Nadal con su tío Toni durante el pasado Mutua Madrid Open
Nadal con su tío Toni durante el pasado Mutua Madrid Open - BELÉN DÍAZ
US Open

Nadal, una relación inquebrantable y única con base en la familia

El número uno ha tenido en su tío Toni, que vivió su último Grand Slam junto a él, el gran soporte cerca de la pista

Corresponsal en Nueva YorkActualizado:

Sería difícil calibrar qué porcentaje del éxito de Rafael Nadal corresponde a Toni Nadal, su mentor, entrenador y, sobre todo, tío. De lo que no hay duda es de que la final de este domingo en el Abierto de Estados Unidos será el último partido de Grand Slam en el que Toni estará en el «box» , embutido en una gorra y con los ojos clavados en su sobrino. El entrenador ha anunciado que ya no seguirá a Nadal por los torneos del mundo y que se centrará en la academia que el número uno mundial ha montado en Mallorca. Toni tuvo el gusto de que el último partido de un major desde la esquina acabara con Nadal levantando un trofeo. No ocultaba la satisfacción cuando acabaron los pelotazos y salió a charlar con los periodistas en las tripas de la Arthur Ashe, la central de Nueva York. Llevaba puesto todavía el traje de entrenador -pantalón corto, deportivas, bronceado-, la última vez que lo haría en un grande con el más grande del deporte español.

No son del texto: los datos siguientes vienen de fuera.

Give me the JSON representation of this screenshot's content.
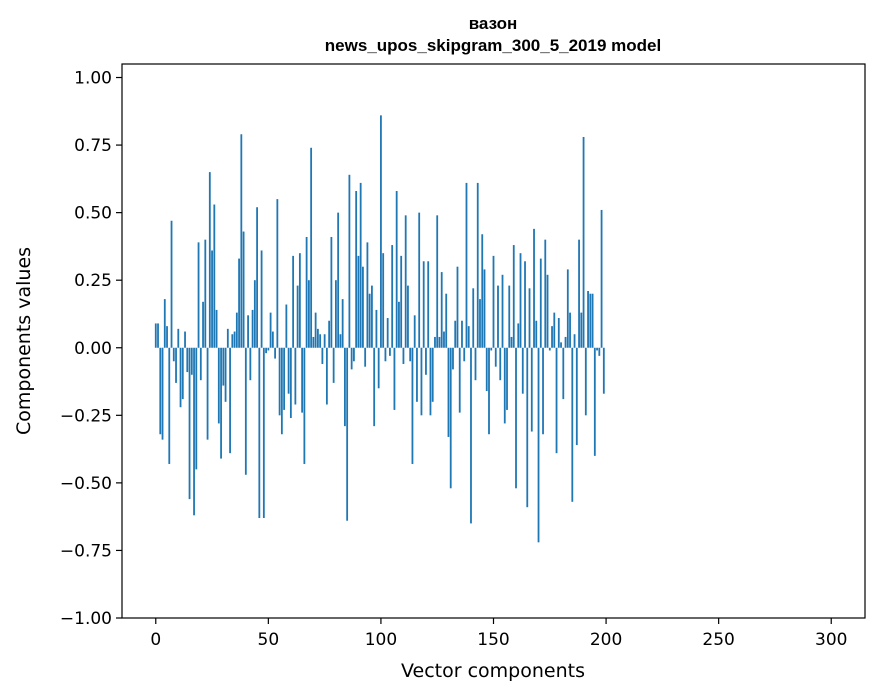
{
  "chart_data": {
    "type": "bar",
    "title": "вазон",
    "subtitle": "news_upos_skipgram_300_5_2019 model",
    "xlabel": "Vector components",
    "ylabel": "Components values",
    "xlim": [
      -15,
      315
    ],
    "ylim": [
      -1.0,
      1.05
    ],
    "x_ticks": [
      0,
      50,
      100,
      150,
      200,
      250,
      300
    ],
    "x_tick_labels": [
      "0",
      "50",
      "100",
      "150",
      "200",
      "250",
      "300"
    ],
    "y_ticks": [
      1.0,
      0.75,
      0.5,
      0.25,
      0.0,
      -0.25,
      -0.5,
      -0.75,
      -1.0
    ],
    "y_tick_labels": [
      "1.00",
      "0.75",
      "0.50",
      "0.25",
      "0.00",
      "−0.25",
      "−0.50",
      "−0.75",
      "−1.00"
    ],
    "color": "#1f77b4",
    "values": [
      0.09,
      0.09,
      -0.32,
      -0.34,
      0.18,
      0.08,
      -0.43,
      0.47,
      -0.05,
      -0.13,
      0.07,
      -0.22,
      -0.19,
      0.06,
      -0.09,
      -0.56,
      -0.1,
      -0.62,
      -0.45,
      0.39,
      -0.12,
      0.17,
      0.4,
      -0.34,
      0.65,
      0.36,
      0.53,
      0.14,
      -0.28,
      -0.41,
      -0.14,
      -0.2,
      0.07,
      -0.39,
      0.05,
      0.06,
      0.13,
      0.33,
      0.79,
      0.43,
      -0.47,
      0.12,
      -0.12,
      0.14,
      0.25,
      0.52,
      -0.63,
      0.36,
      -0.63,
      -0.02,
      -0.01,
      0.13,
      0.06,
      -0.04,
      0.55,
      -0.25,
      -0.32,
      -0.23,
      0.16,
      -0.17,
      -0.26,
      0.34,
      -0.21,
      0.23,
      0.35,
      -0.24,
      -0.43,
      0.41,
      0.25,
      0.74,
      0.04,
      0.13,
      0.07,
      0.05,
      -0.06,
      0.05,
      -0.21,
      0.1,
      0.41,
      -0.13,
      0.25,
      0.5,
      0.05,
      0.18,
      -0.29,
      -0.64,
      0.64,
      -0.08,
      -0.05,
      0.58,
      0.34,
      0.61,
      0.3,
      -0.07,
      0.39,
      0.2,
      0.23,
      -0.29,
      0.14,
      -0.15,
      0.86,
      0.35,
      -0.05,
      0.11,
      -0.03,
      0.38,
      -0.23,
      0.58,
      0.17,
      0.34,
      -0.06,
      0.49,
      0.23,
      -0.05,
      -0.43,
      0.12,
      -0.2,
      0.5,
      -0.25,
      0.32,
      -0.1,
      0.32,
      -0.25,
      -0.2,
      0.04,
      0.49,
      0.04,
      0.28,
      0.06,
      0.2,
      -0.33,
      -0.52,
      -0.08,
      0.1,
      0.3,
      -0.24,
      0.1,
      -0.05,
      0.61,
      0.08,
      -0.65,
      0.22,
      -0.12,
      0.61,
      0.18,
      0.42,
      0.29,
      -0.16,
      -0.32,
      -0.01,
      0.34,
      -0.07,
      0.23,
      -0.12,
      0.27,
      -0.28,
      -0.23,
      0.23,
      0.04,
      0.38,
      -0.52,
      0.09,
      0.35,
      -0.17,
      0.32,
      -0.59,
      0.22,
      -0.31,
      0.44,
      0.1,
      -0.72,
      0.33,
      -0.32,
      0.4,
      0.27,
      -0.01,
      0.08,
      0.13,
      -0.39,
      0.11,
      0.02,
      -0.19,
      0.04,
      0.29,
      0.13,
      -0.57,
      0.05,
      -0.36,
      0.4,
      0.13,
      0.78,
      -0.25,
      0.21,
      0.2,
      0.2,
      -0.4,
      -0.01,
      -0.03,
      0.51,
      -0.17
    ]
  }
}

Al tío Toni nunca le ha gustado que se le responsabilice de los resultados de su sobrino, igual de esquivo en la derrota como en la victoria. Sabe que la raqueta la empuña el campeón de 16 grandes, sabe que es él quien toma la decisión de subir a la red o de buscar un paralelo. Si admite que ha dado forma a la leyenda, pero siempre desde un segundo plano. «Sé que el responsable de todas estas victorias es él y no lo digo por falsa modestia. Cuando a mí se me empezó a atribuir el mal juego de Rafael en 2015 dije: ‘No gané yo Roland Garros en 2005, no voy a perderlo ahora’. Faltaría más. A mí no me gusta ver el golpe haciéndolo por aquí, me gusta por aquí. Toda la vida le he dicho que se colocase de lado, pero él entendía que se tenía que colocar de frente. No me atribuyáis el error así como tampoco me atribuyo yo el mérito. No soy ningún masoquista», resume con ese tono tan suyo, soltando ya a estas alturas lo que le apetece.

«Soy feliz en Porto Cristo»

Enfila, esta vez sí, el último puerto antes de su retiro en la academia de Manacor, ilusionado con la formación de nuevos talentos. Se le busca, se le pregunta y se le insiste en si no hay vuelta atrás, en si echará de menos el trajín de los viajes, la adrenalina de los triunfos. «Te lo responderé el año que viene. De momento estoy aquí y no sé si lo voy a echar de menos o no. Cuando he estado en Australia me lo he pasado muy bien, también en Nueva York, pero cuando estoy en Porto Cristo suelo pasarlo muy bien igualmente. No le doy demasiadas vueltas a las cosas y procuro estar bien donde estoy. Me gusta la competición, pero no sé».

Salvo los especialistas o entendidos, poca gente acertaría si se le pregunta por los entrenadores de Roger Federer, Andy Murray o Novak Djokovic, por poner ejemplos de tenistas ilustres contemporáneos. Al nombre de Rafael Nadal, sin embargo, siempre se le asocia el de Toni Nadal, el técnico más reconocible del circuito. «No me da reparo, estoy agradecido porque la gente hable de mí. Al final, entiendo que después de muchos años se hable, pero tengo muy clara mi posición de toda la vida. Mi labor no es trascendental. Si Rafael en vez de conmigo hubiese jugado con otro… quizás habría ganado 17 ó 18 grandes en vez de 16», resuelve con llaneza.

Quien mejor puede resolver ese enigma, que en realidad no tiene una respuesta objetiva, es el propio Nadal, el tenista. «Yo solo puedo agradecerle todo lo que ha hecho por mí durante toda mi carrera. Solo puedo darle las gracias por todo», insiste el zurdo, ya hecho a la idea de su marcha. «Pero no es un drama. Él tomó su decisión y bien tomada está. Para la academia va a ser una muy buena noticia que Toni esté allí y no es que se vaya a vivir a la otra parte del mundo, vive a 100 metros de mi casa y yo entreno en la academia que él va a tener a su mando. Y, por encima de todo, es mi tío. No cambia nada». Solo así se entiende el éxito de esta relación única en el tenis.